From then, he would go to town and order packs of ships that he would sell to students at a reasonable price.
Promise said that he saw a gap in the market – the lack of student entrepreneurship on campus was quite a concern for him. He saw that all the reses had vending machines but was shocked by the price. He saw an opportunity to turn his room into a tuck shop.
As business picked up, the university, “oddly enough”, felt threatened and went on to shut down his business. The institution said, “It is not ethical for one to turn their room into a Spaza shop.” Promise couldn’t understand one thing: “Why am I forced to shut down when all the other shops in town like Checkers, KFC, and many more are allowed to operate on campus?”
Promise said most students would tell him how grateful they were for his services. He had people telling him his tuck shop had five-star ratings on Grahamstown Business. The shutdown affected students as badly as it did him.
When one door closes, another opens
But, another door opened for Promise; in 2019, he participated when he won the provincial Entrepreneurship Development in Higher Education.
Suzanne Wolhuter, the Rhodes Technology Transfer Manager at that time, encouraged Promise to enter the competition.
Promise said he was not convinced when she first approached him. He was most comfortable in speaking his mother tongue, isiXhosa, and the thought of having to present his project in English in the EDHE haunted him, and he brushed Suzanne’s idea aside.
But, his mind was changed when she invited him over for a coffee, only to find out she had already applied on his behalf. All he had to do was to present his project.
Promise started in an inter-campus competition and eventually won the whole thing against the odds. He competed with well-run and established businesses and people who spoke flawless English.
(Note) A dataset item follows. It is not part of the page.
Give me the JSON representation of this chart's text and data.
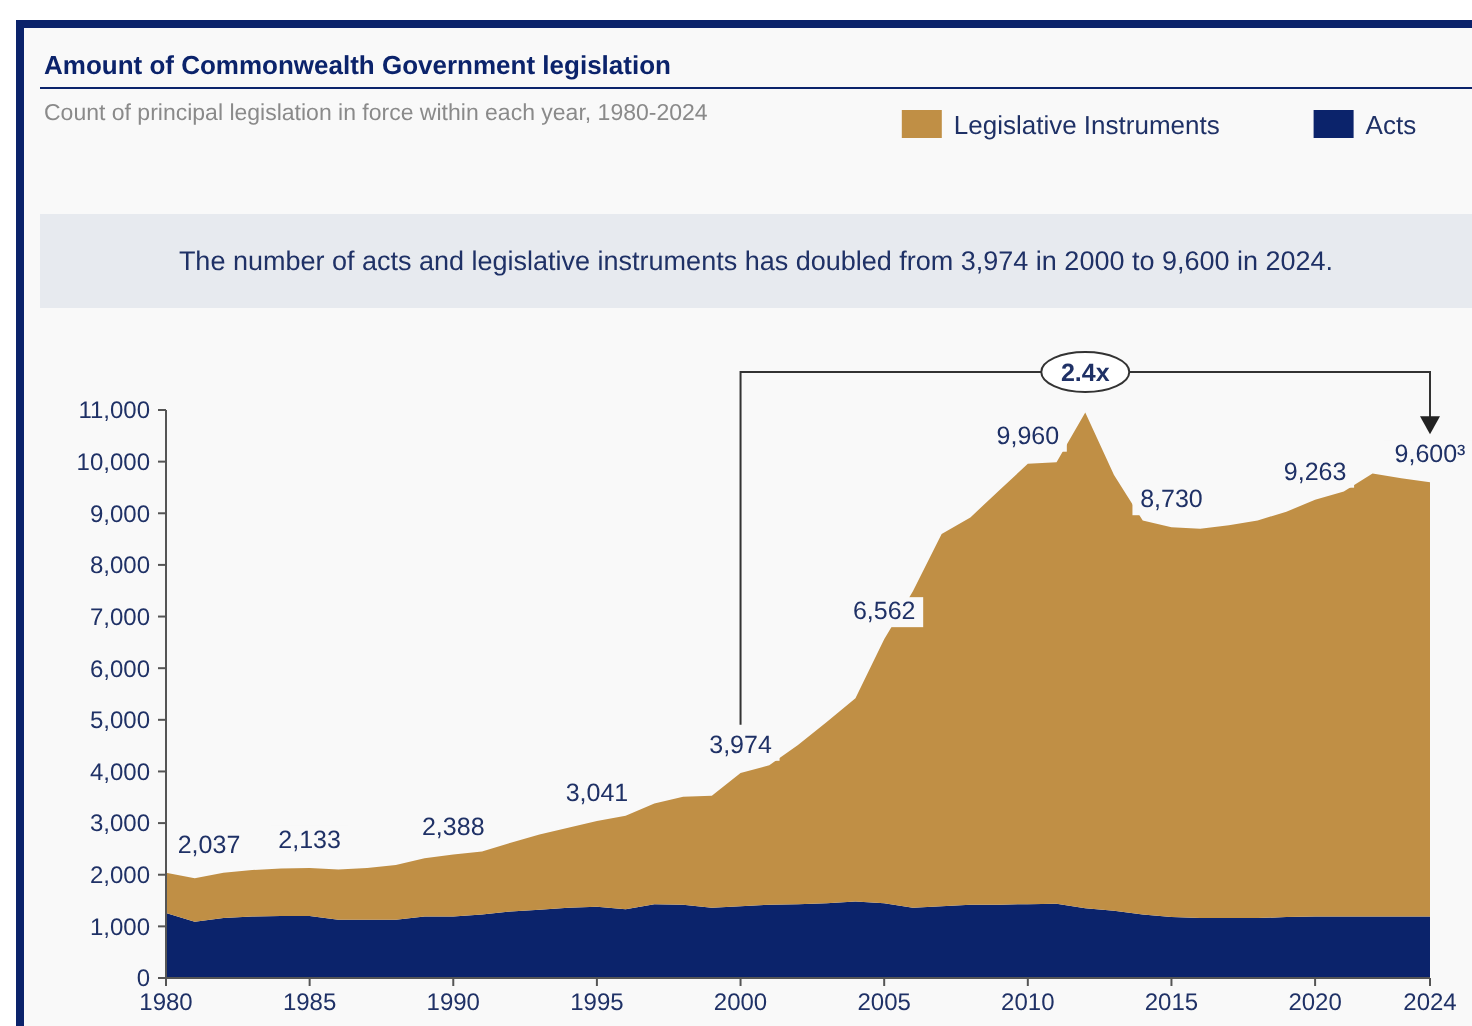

Promise says Suzanne left for KAUST (King Abdullah University of Science and Technology), but she forever remains one of the people closest to his heart – one of the few who believed in him.
Current activities and achievements
Promise is the Rhodes University Hult Prize Campus Director for 2022/23.
He is a finalist in a Pan-African Competition in low-cost instruments and development entrepreneurship and a finalist in the Unisa Biomedical and Design competition. He is in the Provincial rounds of the EDHE again this year after winning the competition in 2019.
On top of these achievements, he has advanced to the next stage of the Eastern Cape Innovation Challenge Programme (ECIC). He is presenting this proof of concept for his Master’s degree: The Development of a Novel low-cost real-time bacterial monitoring system using addictive manufacturing and open source electronics. He is supervised by Prof Earl Prinsloo, with coding assistance by Andrew Codner and Jenner Skinner, both computer science students.